Lundi 2 décembre 2024
Concerts & dépendances
dimanche 29 janvier 2017 à 22h53
A l’Opéra de Lyon : Jeanne d’Arc au bûcher d’Arthur Honegger et Paul Claudel. « Ni la sainte, ni la victime expiatoire de la raison politique », prévient le metteur en scène Romeo Castellucci, maître en images choc et en propositions dérangeantes. Une Jeanne de combat tout de même : pourquoi sinon cette salle de classe (un collège de jeunes filles : des petites Jeanne ?) où s’enferme l’homme de ménage après avoir jeté tables et tableau noir, pour revivre, métamorphosé en femme, le martyre de la Pucelle ? Serions-nous Jeanne comme nous avons été Charlie ? « On peut dire que cette mise en scène sert la musique d’Honegger et dessert le livret de Claudel », poursuit Castellucci. Pas tant que cela : au tollé des puristes qui lui reprochent d’avoir relégué solistes vocaux et chœurs (sonorisés façon Ircam) deux étages sous le plateau, il pourrait invoquer Claudel : « C’est la voix, ce sont les voix sous l’histoire et sous l’action qu’il s’agissait de faire entendre », et même ajouter cette remarque de l’auteur du Soulier de satin au critique Bernard Gavoty : « C’est un bien pauvre édifice que celui qui se contenterait d’être envisagé sous un seul angle. » Troublantes quand même, et même subtilement gênantes, ces images typiquement castellucciennes : Jeanne sortant de terre avec son épée trop grande pour elle, Jeanne nue au côté de son cheval mort. Mémorable performance d’Audrey Bonnet, actrice extrême comme le sont ses consoeurs Valérie Dréville ou Judith Chemla, présence discrète mais efficace de Denis Podalydès en frère Dominique, jouant sans emphase le négociateur-derrière-la-porte. Exploit à risque de Kasushi Ono, jonglant avec l’orchestre et les voix venues d’ailleurs pour faire miroiter le virtuose patchwork médiévo-contemporain (1935) tissé par Honegger. Aux saluts, les solistes viennent costumés en clercs et paysans de l’époque de Jeanne. Ultime mise en perspective de cette œuvre contemporaine de la Psychanalyse du feu de Bachelard et du Théâtre et son double d’Antonin Artaud ? 
François Lafon 

Opéra National de Lyon, jusqu’au 3 février (Photo © Stofleth)

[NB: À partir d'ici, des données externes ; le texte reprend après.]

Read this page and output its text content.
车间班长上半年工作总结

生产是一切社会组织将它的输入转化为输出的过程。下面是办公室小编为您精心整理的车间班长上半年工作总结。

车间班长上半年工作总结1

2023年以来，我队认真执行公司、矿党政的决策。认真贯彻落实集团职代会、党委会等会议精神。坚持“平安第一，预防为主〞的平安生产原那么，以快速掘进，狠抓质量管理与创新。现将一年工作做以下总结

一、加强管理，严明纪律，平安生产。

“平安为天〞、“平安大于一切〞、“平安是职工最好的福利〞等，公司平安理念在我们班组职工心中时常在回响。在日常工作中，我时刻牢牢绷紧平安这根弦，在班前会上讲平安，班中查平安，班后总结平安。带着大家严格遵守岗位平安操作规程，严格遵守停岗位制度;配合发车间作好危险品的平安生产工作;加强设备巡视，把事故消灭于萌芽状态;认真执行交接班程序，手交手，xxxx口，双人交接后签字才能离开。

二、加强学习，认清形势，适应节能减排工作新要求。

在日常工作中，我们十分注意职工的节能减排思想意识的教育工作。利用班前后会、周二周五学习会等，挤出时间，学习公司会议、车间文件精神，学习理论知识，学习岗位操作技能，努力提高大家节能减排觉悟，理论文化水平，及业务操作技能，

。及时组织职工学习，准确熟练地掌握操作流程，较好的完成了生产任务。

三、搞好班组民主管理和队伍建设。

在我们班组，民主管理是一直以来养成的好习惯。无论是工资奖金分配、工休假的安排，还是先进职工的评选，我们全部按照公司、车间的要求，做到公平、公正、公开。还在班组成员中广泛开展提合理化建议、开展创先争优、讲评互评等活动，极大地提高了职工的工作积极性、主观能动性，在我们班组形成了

vendredi 27 janvier 2017 à 01h33
A l'Opéra de Paris-Garnier, Cosi fan tutte de Mozart mis en scène et chorégraphié par Anne Teresa de Keersmaeker. L’opéra des fausses symétries par une spécialiste des symétries trompeuses et des déplacements à fleur de nerfs. Une nouvelle donne, après nombre de transpositions séduisantes mais forcément boiteuses (Michael Hanneke à Madrid, Christophe Honoré à Aix-en-Provence…) ? Plateau vide, éclairages violents, mur de fond de scène peint en blanc, cercles et diagonales colorés au sol, chacun des six solistes doublé par un danseur (de Rosas, la compagnie de la chorégraphe, celle-ci ayant récusé – ou été récusée par - ceux de l’Opéra). On attend une troisième dimension, un révélateur du mariage à jamais détonnant de la plus belle musique du monde et de la comédie de dupes à l’italienne, on espère que le difficile dialogue entre théâtre et danse, entre incarnation et abstraction va s’établir, que si mouvement il y a, il ne va pas, comme souvent, être redondant. Et puis on déchante :  chanteurs et danseurs hors-sol, perdus sur l’immense plateau, les uns hésitant entre théâtre et oratorio (seuls Philippe Sly-Guglielmo et Ginger Costa-Jackson-Despina parviennent, un peu, à exister), les autres entre statisme et folle énergie - signature habituelle de la chorégraphe, mais ici échouant à donner vie et sens au chef-d’œuvre. Dans la fosse, Philippe Jordan tisse la dentelle et marche sur des œufs : est-ce bien le même qui, à Bastille, dirige un flamboyant Lohengrin (voir ici) ? 

François Lafon

Opéra National de Paris – Palais Garnier,  jusqu’au 19 février. En direct au cinéma le 16 février, et sur Mezzo et Mezzo Live HD le 23 février. En différé sur France Musique le 5 mars

lundi 23 janvier 2017 à 17h15
Tapiola (1926) et Luonnotar (1913) comptent parmi les œuvres les plus personnelles, les plus secrètes,  de Sibelius. Tapiola signifie « la demeure de Tapio », dieu de la forêt dans le Kalevala. Cette forêt n’a rien de pittoresque. Elle n’est pas non plus le lieu de refuge, l’objet de contemplation, d’adoration et d’élévation chanté par beaucoup de romantiques. Immense, infranchissable, menaçante (comme parfois chez Schumann), elle conduit l’homme à la reconnaissance de ses limites physiques et psychiques. Commencer un programme avec une telle partition, comme l’ont osé Mikko Franck et le Philharmonique de Radio France, est une gageure. Luonnotar (« Esprit féminin de la nature »), pour soprano et orchestre, raconte la création du monde selon le Kalevala et traite le sujet de façon ésotérique, non sans un bref moment de dramatisme. L’orchestration dépouillée et l’apparente neutralité expressive de la voix contribuent au mystère. Interprétation extraordinaire de la part de Karita Mattila, dont paradoxalement les gestes et les attitudes scéniques renforçaient  l’impression de nature non peuplée, indifférente au destin des hommes et aux regards posés sur elle. Retour sur terre après l’entracte de ce concert mémorable, avec deux ouvrages de jeunesse : l’air de concert italien Ah ! perfido !  de Beethoven (1796), grand morceau de bravoure tout à fait dans les cordes de Karita Mattila, et la Symphonie n°1 de Chostakovitch (1926), déjà d’une ironie un peu grinçante.
Marc Vignal
 
Auditorium de Radio France, 21 janvier (Photo © DR)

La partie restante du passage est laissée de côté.